As the first in a series of public oral histories at The Curran Homestead, author Wilbur Wolf, of Orlond, ME, will be offering signed copies of his Memoir of a Farm Boy as well as sharing some of its details in this talk and slide presentation at The Curran Homestead Living History Farm and Museum, Fields Pond Rd., Orrington on May 28 at 6:30 PM. Wolf’s book, which was originally conceived as a memoir for his children, documents his family farm experiences in the 1930s and 1940s. Beginning with the almost two hundred year history of his parents’ upstate New York dairy, he offers details of early mechanization, animal husbandry, small town life, and poignant human relations in a rural community of the past.
According to Dr.
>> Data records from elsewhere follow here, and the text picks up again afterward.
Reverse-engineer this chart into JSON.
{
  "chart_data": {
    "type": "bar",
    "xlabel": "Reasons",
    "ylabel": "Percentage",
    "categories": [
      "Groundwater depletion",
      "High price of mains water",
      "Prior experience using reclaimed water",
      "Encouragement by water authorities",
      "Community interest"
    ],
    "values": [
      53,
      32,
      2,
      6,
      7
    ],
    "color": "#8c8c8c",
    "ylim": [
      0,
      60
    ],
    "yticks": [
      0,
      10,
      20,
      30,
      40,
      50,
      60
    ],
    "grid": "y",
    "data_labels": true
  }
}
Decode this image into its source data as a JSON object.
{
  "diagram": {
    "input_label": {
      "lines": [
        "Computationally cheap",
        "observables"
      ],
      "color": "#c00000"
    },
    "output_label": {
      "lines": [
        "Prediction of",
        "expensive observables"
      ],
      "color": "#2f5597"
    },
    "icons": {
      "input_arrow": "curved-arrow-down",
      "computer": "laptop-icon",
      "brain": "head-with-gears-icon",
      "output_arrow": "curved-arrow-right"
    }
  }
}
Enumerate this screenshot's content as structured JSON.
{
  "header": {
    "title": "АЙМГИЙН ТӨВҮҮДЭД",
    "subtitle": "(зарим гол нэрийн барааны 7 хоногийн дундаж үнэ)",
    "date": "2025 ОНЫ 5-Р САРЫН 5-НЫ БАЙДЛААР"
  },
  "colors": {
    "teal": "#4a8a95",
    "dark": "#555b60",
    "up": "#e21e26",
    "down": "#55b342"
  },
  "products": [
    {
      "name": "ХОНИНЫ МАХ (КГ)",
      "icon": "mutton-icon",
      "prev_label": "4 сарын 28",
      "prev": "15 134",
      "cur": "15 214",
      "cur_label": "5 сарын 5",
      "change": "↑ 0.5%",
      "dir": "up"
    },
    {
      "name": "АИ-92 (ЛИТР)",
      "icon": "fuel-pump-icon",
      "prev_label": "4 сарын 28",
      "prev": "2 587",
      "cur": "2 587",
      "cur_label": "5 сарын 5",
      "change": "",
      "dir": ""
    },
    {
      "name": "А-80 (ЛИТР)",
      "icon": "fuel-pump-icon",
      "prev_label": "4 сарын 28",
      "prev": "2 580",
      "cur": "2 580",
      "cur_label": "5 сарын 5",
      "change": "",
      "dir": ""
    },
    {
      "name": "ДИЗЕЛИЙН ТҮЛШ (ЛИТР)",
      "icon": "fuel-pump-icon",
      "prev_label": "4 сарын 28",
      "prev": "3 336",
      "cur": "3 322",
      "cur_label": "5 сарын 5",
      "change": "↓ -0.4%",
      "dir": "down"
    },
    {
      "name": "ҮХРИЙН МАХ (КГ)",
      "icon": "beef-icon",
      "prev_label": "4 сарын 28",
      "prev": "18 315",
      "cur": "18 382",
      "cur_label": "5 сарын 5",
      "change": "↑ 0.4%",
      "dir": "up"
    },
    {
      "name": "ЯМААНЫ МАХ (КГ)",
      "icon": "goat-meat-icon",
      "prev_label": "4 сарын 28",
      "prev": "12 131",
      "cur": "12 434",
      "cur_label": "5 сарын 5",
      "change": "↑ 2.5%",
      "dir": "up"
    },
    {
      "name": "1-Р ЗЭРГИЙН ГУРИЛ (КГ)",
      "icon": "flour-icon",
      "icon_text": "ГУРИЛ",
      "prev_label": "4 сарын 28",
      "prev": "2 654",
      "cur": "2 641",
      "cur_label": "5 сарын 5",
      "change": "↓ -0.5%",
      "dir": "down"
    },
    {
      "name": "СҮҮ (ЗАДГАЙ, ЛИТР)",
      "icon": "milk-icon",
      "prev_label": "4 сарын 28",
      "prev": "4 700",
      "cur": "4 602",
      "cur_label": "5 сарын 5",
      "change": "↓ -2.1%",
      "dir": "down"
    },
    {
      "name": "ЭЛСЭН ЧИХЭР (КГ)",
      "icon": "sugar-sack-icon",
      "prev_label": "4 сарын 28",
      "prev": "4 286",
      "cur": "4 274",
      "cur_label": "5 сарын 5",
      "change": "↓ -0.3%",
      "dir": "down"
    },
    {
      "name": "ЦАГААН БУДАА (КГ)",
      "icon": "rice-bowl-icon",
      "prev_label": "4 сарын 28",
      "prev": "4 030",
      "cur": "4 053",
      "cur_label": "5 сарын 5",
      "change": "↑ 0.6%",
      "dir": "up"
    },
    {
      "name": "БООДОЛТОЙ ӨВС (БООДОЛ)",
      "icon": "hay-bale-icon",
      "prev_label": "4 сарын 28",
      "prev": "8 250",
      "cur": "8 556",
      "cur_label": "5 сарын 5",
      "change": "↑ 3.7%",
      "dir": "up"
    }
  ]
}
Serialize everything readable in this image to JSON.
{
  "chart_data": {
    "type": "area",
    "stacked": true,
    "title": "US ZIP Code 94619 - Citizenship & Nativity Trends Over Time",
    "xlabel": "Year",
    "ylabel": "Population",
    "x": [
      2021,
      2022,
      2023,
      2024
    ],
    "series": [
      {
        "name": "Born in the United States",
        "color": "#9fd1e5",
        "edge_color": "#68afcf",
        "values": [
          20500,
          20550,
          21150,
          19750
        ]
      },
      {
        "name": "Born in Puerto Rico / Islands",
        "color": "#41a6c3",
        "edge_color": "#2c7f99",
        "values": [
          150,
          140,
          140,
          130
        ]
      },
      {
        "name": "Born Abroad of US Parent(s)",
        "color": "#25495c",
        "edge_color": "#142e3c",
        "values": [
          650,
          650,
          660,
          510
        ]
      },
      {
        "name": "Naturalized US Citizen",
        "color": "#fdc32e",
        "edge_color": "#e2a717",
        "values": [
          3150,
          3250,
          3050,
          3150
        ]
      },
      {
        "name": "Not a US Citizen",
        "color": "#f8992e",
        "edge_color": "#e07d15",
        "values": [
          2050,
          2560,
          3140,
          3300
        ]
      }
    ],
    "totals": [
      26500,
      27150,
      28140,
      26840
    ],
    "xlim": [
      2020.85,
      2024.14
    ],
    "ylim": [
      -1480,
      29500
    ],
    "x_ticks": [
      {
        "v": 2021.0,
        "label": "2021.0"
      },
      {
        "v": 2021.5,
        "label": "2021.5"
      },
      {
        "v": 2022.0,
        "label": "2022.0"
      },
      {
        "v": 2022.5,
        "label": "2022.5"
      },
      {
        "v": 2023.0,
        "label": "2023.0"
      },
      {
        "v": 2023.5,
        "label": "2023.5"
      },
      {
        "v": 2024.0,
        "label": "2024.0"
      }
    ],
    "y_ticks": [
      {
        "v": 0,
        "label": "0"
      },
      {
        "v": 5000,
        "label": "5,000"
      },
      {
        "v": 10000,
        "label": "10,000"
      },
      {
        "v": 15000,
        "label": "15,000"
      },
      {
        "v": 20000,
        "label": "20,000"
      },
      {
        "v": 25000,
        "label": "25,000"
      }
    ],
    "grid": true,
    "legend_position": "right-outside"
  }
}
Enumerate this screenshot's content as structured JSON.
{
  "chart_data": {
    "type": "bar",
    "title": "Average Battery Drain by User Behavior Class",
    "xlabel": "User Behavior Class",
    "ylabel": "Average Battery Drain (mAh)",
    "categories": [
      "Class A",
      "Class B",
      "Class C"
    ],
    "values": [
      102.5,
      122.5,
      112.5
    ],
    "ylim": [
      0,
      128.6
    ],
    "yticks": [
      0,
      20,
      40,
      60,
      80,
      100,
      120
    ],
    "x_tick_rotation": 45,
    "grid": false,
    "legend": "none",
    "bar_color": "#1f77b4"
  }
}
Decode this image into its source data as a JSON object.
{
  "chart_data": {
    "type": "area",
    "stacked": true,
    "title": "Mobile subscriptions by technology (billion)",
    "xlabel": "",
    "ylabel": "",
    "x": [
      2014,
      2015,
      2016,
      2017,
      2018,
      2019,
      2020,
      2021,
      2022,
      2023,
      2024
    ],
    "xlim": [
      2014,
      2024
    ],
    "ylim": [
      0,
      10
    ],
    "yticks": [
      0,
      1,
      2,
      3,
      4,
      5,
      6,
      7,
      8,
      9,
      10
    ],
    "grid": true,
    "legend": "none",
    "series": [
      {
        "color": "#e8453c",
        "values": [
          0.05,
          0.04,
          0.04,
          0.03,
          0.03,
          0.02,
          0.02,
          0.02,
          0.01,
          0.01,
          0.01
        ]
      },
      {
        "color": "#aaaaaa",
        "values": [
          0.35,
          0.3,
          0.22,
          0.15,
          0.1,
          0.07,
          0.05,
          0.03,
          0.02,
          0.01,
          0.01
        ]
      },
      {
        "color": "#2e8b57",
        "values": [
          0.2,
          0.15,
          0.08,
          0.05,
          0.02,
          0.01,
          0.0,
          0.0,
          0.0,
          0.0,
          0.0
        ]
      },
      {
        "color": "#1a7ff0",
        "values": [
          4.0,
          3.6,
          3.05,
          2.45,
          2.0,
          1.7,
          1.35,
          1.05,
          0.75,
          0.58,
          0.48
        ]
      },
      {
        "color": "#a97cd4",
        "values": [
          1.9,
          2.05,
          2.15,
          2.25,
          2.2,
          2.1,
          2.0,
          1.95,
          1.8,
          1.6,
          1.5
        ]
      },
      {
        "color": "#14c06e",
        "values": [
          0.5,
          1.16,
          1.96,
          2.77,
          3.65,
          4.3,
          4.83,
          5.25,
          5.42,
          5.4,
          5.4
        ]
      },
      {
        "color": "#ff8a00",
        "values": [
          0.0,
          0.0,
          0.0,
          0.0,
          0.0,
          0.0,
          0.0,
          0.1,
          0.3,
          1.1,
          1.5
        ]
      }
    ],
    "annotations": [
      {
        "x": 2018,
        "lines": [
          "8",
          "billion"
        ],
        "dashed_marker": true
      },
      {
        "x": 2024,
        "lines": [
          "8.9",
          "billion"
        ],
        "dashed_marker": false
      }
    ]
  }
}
Robert Schmick, Volunteer Director of Education at The Curran Homestead, “Wolf’s experiences are becoming more unique with each passing day in America as small family farms are consumed by corporate owned agro-businesses and many more are simply re-purposed for residential subdivisions and strip malls. It is not that the times that Wolf writes of were simpler; it is that there was a close knit community on hand to comfort people during good and bad times, people discovered their own entertainments, and there was both a necessity and personal pride in earning a living from the land and ones own industry that is no longer commonplace. There were a greater number of farms per capita in Maine and the rest of the US, and people not only had the ability to grow more of their own food but supply their local community with lower cost staples not tethered to world petroleum prices.”
Schmick added that “it is our mission at The Curran Homestead to preserve the traditions of the family farm, self-reliance, and ingenuity which were part of Wolf’s experiences, and through continued public talks like this we hope to both preserve a bit of this past so that it may continue to mold future generations. Come pick up a copy of Memoir of a Farm Boy, have it signed, and chat with its author Wilbur Wolf. Wilbur may even play a tune or two on one of our early pipe organs after the talk. Coffee and homemade cooked rhubarb on shortbread will be served. Admission is free, but we are an all-volunteer non-profit organization and would appreciate your donations.